Diduga akan Bunuh Diri

Wanita Misterius Ditemukan Pingsan di Tower Axis

- detikNews
Minggu, 14 Jun 2009 14:45 WIB
Kediri - Warga Dusun Prambatan, Desa Padangan, Kecamatan Kayen Kidul, Kediri, digemparkan aksi nekat seorang wanita tanpa identitas yang ditemukan pingsan di atas tower Axis setinggi 52 meter, Minggu (14/6/2009).

Diduga, wanita misterius berusia sekitar 30-40 tahun itu akan bunuh diri sebelum akhirnya ditemukan pingsan, sekitar pukul 10.00 WIB, oleh warga yang sedang melakukan aktivitas pengeringan gabah di sekitar tower.

Warga pun langsung melaporkan hal tersebut ke Mapolsek Pagu. Tak berselang lama, polisi memberikan pertolongan. Evakuasi korban sedikit terhambat karena minimnya peralatan. Petugas baru menurunkan korban 3 jam kemudian, setelah mendatangkan 6 anggota Tim SAR dari Sat Brimob Kompi C Kediri.

Awalnya, warga melihat adanya sepasang sendal jepit bertuliskan inisial ED, sebotol air mineral dan sebuah sepeda angin namun tidak diketahui siapa pemiliknya. Di tengah kebingungan, salah satu warga secara tak sengaja melihat ke arah atas dan mengetahui wanita tersebut sudah di puncak tower.

"Yang pertama kali melihat Pak Wo (Suwoko) yang nggak sengaja melihat ke atas dan mengetahui wanita itu ada di puncak tower. Tadi saat pertama kali dilihat, dia posisinya duduk dan kakinya menggelantung," kata Suyono, salah satu warga saat ditemui wartawan di lokasi kejadian.

Meski begitu, beberapa warga mengaku sempat melihat wanita tersebut saat menaiki tower.

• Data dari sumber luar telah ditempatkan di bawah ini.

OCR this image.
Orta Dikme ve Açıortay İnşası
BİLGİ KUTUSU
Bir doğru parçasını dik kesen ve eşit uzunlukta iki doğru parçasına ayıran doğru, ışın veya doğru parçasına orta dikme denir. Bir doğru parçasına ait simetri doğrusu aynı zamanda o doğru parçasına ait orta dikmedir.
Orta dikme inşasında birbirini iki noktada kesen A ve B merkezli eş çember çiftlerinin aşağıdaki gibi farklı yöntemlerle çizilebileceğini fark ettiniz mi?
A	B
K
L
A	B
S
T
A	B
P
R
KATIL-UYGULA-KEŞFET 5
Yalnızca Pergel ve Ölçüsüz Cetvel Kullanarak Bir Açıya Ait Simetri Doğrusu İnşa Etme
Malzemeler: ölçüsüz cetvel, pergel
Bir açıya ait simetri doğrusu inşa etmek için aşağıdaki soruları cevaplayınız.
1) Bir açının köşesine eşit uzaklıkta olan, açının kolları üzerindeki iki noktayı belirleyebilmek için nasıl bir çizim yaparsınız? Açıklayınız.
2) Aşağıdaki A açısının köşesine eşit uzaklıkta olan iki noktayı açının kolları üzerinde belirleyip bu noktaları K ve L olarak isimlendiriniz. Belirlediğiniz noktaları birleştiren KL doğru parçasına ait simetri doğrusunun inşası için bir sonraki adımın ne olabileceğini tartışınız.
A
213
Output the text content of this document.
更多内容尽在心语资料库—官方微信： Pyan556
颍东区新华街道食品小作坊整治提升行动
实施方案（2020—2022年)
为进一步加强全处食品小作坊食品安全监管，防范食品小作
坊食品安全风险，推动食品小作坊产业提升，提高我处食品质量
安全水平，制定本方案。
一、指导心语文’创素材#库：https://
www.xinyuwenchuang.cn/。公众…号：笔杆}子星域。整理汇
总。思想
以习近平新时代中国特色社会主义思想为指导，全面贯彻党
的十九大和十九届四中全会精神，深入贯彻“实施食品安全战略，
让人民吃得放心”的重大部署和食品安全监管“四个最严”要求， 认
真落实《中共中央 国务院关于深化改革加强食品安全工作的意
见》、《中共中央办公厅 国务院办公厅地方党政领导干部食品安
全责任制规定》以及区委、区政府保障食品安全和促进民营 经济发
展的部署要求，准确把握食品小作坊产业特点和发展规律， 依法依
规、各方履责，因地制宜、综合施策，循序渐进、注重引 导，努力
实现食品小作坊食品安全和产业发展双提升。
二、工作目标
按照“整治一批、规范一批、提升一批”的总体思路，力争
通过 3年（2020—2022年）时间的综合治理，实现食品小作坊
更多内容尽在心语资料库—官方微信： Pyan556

Namun, saat itu warga tidak menaruh curiga karena korban sempat menghentikan aksinya, setelah dibujuk untuk turun.

"Kalau nggak salah tadi jam 06.00 dia sudah sempat naik. Tapi setelah dibujuk dia kembali turun. Warga mengira dia sudah pergi dari tempat itu," kata Haikal, salah satu warga yang tinggal di sekitar lokasi kejadian.

Sementara korban langsung dilarikan ke RSUD Pelem Pare. Sementara beberapa benda yang ditemukan di sekitar tower diduga milik korban diamankan di Mapolsek Pagu.

"Sementara kita masih fokus bagaimana menyadarkannya dan mengorek informasi mengenai identitasnya. Nanti kalau semua sudah jelas, motif yang mendasarinya melakukan aksi nekat ini mungkin barui bisa diketahui," kata Kapolsek Pagu AKP Ketut Mudite saat dikonfirmasi wartawan di RSUD Pelem Pare.